On reflection we see that he challenged authoritative structures and conventional wisdom. He exposed the hypocrisy of the religious leaders and the cruelty of those in power. He criticized the economic ideas for the frauds they were. He poked and prodded (Shuck 2011).
Now centuries later, he pokes and prods us today. The problem is that insightful people who poke and prod us are hard to take. Our human tendency is to react to them out of extremes. Just listen to talk back and it doesn’t take long before we hear people respond to someone’s challenge by suggesting they are capitalists or socialists, bludgers or entrepreneurs. In the case of Jesus, he was crucified and we turned him into a god. Easier to put his challenge away in some too hard basket that way. And then to support and control that decision, we invented doctrines and creeds which all are expected to believe and not question…
In this way ‘Orthodoxy’ or ‘right thinking’ has outranked the task of contemplating life itself. But the truth is that most people don’t need or look for biblical or doctrinal persuasion. Their own human condition is enough to move them to compassion and inclusion. They can see the results of a rule driven, oppression based, violence supporting world. And for that they wouldn’t be seen dead in a church!
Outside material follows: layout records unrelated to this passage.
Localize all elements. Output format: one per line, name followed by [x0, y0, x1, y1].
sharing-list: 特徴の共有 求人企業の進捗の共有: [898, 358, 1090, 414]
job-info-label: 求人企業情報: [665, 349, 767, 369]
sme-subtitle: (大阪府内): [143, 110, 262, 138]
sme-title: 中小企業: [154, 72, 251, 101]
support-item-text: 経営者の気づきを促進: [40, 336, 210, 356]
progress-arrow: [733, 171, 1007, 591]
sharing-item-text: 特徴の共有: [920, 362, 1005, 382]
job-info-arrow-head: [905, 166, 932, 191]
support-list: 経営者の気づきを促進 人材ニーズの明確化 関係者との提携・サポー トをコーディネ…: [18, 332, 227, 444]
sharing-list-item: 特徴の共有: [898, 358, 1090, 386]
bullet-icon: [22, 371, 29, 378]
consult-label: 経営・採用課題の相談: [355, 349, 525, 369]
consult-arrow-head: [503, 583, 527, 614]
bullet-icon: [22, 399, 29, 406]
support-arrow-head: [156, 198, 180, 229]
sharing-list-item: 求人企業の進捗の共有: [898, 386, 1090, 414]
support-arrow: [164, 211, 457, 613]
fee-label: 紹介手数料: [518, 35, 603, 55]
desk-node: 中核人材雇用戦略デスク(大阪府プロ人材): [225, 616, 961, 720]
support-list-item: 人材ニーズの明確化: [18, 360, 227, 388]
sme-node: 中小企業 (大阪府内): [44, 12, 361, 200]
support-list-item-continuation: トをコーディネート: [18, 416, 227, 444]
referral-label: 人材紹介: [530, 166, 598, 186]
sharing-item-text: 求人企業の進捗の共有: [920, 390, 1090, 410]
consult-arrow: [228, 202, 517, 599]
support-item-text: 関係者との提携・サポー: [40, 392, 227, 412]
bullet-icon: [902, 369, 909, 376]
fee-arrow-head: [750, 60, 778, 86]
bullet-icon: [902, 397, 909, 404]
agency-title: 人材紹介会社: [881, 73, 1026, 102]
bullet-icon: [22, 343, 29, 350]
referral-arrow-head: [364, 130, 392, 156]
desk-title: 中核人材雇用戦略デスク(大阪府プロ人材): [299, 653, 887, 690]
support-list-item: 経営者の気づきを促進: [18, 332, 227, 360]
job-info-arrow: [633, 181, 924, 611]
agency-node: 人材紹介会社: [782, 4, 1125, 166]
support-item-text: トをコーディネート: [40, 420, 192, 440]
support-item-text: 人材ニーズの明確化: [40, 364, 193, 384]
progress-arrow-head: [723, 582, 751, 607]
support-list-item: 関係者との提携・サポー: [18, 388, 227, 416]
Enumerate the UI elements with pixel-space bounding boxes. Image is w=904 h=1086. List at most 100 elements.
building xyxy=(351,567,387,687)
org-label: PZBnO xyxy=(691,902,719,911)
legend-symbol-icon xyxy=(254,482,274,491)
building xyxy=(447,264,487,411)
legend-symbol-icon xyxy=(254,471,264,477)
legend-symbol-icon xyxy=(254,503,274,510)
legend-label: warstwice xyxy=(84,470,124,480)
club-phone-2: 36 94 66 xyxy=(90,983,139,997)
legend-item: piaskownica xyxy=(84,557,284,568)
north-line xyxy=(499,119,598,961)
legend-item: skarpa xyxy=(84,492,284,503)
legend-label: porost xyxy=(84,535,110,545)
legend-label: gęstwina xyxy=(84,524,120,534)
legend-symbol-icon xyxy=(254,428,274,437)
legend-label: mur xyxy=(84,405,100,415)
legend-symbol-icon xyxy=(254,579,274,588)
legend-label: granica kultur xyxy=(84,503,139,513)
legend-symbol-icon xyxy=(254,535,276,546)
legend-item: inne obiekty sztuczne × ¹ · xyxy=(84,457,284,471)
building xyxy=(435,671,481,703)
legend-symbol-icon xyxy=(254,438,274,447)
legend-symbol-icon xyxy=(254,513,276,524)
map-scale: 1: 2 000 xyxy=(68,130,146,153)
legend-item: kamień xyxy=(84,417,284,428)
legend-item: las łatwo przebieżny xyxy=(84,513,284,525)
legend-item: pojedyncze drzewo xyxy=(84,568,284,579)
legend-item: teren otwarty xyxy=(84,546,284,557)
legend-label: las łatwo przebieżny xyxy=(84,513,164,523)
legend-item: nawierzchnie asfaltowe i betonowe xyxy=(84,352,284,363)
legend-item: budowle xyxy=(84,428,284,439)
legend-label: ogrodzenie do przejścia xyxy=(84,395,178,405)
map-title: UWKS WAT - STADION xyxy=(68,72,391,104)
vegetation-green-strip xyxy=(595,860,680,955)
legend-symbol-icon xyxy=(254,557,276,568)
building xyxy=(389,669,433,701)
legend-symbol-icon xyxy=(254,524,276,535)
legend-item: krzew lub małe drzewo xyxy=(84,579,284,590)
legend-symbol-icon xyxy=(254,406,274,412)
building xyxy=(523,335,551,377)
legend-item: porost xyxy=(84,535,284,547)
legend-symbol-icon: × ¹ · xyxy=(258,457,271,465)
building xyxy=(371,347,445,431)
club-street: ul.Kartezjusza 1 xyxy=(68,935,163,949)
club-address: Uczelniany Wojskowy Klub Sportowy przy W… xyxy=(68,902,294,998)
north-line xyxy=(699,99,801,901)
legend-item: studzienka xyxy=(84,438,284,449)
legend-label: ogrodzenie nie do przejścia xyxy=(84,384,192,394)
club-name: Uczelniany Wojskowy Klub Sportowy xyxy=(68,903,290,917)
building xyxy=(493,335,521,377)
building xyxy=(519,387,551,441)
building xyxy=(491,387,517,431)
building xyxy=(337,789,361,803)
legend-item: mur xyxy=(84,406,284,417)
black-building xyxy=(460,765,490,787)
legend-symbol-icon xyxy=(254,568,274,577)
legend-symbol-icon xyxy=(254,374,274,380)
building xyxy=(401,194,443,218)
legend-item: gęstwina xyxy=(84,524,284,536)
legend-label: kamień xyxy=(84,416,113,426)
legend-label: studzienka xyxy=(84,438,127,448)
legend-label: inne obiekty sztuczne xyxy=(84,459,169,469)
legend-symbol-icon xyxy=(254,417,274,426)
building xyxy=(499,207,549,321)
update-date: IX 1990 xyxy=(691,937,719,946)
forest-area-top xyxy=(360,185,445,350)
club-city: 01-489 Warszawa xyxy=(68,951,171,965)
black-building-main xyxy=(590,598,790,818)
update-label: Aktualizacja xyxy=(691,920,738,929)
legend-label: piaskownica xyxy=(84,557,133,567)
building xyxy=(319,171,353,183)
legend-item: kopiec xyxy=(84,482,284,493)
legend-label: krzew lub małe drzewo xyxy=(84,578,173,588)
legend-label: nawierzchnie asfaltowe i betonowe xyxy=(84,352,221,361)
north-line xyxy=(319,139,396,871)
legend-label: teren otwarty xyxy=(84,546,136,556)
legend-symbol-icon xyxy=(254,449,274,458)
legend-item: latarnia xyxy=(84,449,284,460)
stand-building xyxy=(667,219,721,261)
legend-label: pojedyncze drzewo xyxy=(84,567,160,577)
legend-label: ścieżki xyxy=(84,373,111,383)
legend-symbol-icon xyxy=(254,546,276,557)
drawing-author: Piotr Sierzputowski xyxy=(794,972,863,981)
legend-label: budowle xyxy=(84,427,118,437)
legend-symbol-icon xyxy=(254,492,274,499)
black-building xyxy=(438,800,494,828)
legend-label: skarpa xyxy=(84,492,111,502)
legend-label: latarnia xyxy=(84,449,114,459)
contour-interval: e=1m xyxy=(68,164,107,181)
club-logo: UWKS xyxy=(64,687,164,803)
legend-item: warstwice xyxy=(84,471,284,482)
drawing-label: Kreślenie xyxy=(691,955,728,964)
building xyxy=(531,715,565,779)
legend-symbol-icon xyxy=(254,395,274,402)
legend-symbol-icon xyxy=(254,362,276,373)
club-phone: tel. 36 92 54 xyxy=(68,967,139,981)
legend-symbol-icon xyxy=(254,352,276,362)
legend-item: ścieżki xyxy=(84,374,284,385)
What this says for the church is that living out the implications of embracing the human Jesus vision in our own time, with our own creativity, is still before us. We still have to get a handle on what the gospel is saying to us today. We still have to do the interpreting. We cannot hide behind a dead myth.
The argument is that the thoroughly ‘human’ Jesus of much progressive biblical scholarship provides us with a Jesus of profound appeal and authority by which we can measure our humanness and humaneness.
One thing’s for sure. The world in these early years of the twenty-first century requires that we think differently about the questions of: what it means to be Christian; about what Christianity is, and who decides. If we decide to order our lives in terms of the human Jesus and human values it will be we who do the deciding, and we who take, or fail to take, the steps to carry out that decision.
It will not be some supernatural extra-human power, or a set of prescriptive regulations let alone the imposition of an archaic set of rules designed for an earlier time and an earlier social, political and religious era. Think about it! Any attempt by dogmatists to impose fourth century creeds on today’s twenty-first century living, (as is still happening in our church) is an act of abusive power!
In conclusion then: because the sources are fragmentary, varied, and come from a world no modern person has or ever can visit” we must interpret for ourselves in our time. Jesus used sayings to open up new thinking, to encourage imagination and to change the institutional assumptions of his day, so what does that say about the call upon us? Are we to be cynics too? Amen.
Notes: Galston, D. Embracing the Human Jesus. A Wisdom Path for Contemporary Christianity. Salem: Polebridge Press, 2012. Shuck, J. “A Sermon”. 2011. Blog site: ReligionForLife. Vosper, G. Amen. What Prayer can Mean in a World Beyond Belief. Canada: Toronto. HarperCollins, 2012.